Lassandro v. The Pep Boys, Docket No. A-1897-15T1, 2016 N.J. Super. Unpub. LEXIS 1334 (App. Div., decided June 10, 2016)

Defeating the exclusive remedy provision of the New Jersey Workers’ Compensation Act requires a high burden of proof.

The respondent filed a motion for summary judgment based on the Workers’ Compensation Act’s “exclusivity provision,” N.J.S.A. 34:15-8, which provides, in relevant part, that, “[i]f any injury ... is compensable under the Act ... a person shall not be liable to anyone at common law or otherwise on account of such injury ... except for an intentional wrong.” The respondent’s motion for summary judgment was denied, and this appeal ensued. In reversing the Superior Court’s ruling, the Appellate Division relied on Millison v. E.I. Du Pont de Nemours & Co., 101 N.J. 161 (1985), under which two conditions must be satisfied for the intentional wrong exception to apply: (1) an evaluation of the conduct of the employer, requiring that the employer must know that his actions are substantially certain to result in injury or death to the employee; and (2) an evaluation of the context of the employer’s conduct, requiring proof that the resulting injury and the circumstances of its infliction on the worker must be more than a simple fact of life of industrial employment and plainly beyond anything the legislature intended the Act to immunize.
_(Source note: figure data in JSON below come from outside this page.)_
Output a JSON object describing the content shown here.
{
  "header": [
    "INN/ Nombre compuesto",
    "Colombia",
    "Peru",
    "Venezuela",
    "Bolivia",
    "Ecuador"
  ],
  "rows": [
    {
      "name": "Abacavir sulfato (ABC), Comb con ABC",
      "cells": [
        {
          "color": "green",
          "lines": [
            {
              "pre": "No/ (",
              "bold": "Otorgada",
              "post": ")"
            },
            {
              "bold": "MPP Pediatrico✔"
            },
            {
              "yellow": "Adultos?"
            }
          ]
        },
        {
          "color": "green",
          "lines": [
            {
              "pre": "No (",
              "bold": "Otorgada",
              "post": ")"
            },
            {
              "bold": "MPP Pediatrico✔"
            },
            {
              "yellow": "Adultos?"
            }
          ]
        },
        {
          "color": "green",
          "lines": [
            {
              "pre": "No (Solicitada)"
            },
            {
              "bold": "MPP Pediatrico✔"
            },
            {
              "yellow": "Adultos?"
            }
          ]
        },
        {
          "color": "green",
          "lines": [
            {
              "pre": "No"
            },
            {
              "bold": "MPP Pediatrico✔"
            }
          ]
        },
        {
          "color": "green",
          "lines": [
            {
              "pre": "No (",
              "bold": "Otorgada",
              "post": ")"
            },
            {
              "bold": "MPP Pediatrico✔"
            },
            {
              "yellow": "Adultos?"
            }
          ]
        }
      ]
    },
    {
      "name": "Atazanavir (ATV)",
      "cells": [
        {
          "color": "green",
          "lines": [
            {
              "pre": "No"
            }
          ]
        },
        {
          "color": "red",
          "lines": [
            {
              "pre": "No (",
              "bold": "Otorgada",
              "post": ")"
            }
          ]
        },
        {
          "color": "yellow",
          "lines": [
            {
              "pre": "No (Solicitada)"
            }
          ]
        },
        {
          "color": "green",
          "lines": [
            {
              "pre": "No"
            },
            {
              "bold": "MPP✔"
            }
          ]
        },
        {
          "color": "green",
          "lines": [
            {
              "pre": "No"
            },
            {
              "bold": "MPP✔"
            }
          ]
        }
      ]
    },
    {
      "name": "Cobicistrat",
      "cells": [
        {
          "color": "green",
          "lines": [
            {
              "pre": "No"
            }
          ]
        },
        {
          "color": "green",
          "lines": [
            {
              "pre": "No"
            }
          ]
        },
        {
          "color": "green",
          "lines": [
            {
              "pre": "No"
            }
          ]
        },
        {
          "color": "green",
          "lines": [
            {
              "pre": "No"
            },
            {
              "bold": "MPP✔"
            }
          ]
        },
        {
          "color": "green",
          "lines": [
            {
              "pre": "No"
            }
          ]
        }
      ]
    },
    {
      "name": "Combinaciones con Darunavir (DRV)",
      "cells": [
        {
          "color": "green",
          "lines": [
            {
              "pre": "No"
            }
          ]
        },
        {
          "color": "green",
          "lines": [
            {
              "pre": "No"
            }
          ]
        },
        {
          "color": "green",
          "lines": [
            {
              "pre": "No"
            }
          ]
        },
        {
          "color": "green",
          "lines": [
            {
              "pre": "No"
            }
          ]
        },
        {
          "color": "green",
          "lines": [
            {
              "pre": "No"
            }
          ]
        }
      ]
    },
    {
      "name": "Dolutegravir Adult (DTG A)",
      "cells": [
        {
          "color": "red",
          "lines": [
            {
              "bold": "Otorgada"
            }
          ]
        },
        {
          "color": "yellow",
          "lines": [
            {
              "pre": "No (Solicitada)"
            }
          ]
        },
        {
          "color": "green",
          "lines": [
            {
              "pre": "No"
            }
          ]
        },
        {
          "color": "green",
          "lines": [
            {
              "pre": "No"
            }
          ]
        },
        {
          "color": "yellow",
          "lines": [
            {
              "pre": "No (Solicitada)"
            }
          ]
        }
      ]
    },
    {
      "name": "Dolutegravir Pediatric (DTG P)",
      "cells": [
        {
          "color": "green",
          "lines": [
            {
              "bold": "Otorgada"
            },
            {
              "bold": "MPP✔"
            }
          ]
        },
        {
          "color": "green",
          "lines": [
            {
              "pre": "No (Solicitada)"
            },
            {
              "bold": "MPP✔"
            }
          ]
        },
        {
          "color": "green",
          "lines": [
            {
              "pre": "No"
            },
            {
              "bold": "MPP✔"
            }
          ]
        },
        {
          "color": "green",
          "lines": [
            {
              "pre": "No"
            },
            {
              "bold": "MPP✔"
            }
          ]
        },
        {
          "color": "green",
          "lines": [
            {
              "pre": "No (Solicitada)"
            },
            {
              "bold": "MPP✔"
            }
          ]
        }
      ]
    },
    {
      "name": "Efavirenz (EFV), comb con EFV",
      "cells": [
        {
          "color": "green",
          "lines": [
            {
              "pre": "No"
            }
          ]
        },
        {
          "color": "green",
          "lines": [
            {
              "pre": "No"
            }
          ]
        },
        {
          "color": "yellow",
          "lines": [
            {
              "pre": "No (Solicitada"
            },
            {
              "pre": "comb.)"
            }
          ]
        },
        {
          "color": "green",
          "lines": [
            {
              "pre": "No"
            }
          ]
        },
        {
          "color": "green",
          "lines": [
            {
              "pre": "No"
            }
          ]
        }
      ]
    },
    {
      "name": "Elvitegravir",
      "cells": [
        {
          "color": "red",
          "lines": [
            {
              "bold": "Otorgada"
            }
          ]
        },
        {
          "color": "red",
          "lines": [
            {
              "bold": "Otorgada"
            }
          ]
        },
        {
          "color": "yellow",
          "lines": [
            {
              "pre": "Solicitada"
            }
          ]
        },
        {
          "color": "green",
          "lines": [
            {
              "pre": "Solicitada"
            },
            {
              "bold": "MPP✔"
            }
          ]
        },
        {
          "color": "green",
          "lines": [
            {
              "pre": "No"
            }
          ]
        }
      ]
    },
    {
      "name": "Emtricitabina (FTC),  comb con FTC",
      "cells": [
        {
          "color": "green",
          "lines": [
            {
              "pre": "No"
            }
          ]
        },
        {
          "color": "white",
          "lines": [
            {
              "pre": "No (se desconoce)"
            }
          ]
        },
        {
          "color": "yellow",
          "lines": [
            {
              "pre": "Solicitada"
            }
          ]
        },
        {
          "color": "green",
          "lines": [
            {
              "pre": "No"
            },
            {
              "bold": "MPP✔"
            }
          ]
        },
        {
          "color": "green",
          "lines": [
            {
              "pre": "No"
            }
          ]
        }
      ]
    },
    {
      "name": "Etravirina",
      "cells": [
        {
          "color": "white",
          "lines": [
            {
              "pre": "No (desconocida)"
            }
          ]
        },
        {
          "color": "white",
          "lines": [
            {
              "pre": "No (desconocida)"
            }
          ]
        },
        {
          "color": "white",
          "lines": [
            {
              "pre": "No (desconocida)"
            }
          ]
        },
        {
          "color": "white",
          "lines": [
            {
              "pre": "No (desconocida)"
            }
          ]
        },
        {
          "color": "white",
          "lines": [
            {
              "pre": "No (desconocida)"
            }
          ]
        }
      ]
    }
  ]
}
The Appellate Division opined that, although the respondent’s failure to prohibit the modification of the lift’s safety mechanism did create a risk of injury to its employees, this risk did not rise to a level of danger sufficient to find that the respondent knew its conduct was “substantially certain to result in injury or death to the employee.” Further, the Appellate Division found fatal to the petitioner’s cause the absence of any evidence that would support the conclusion, as a matter of law, that the petitioner’s injury was “plainly beyond anything the legislature could have contemplated as entitling the employee to recover only under the Act.”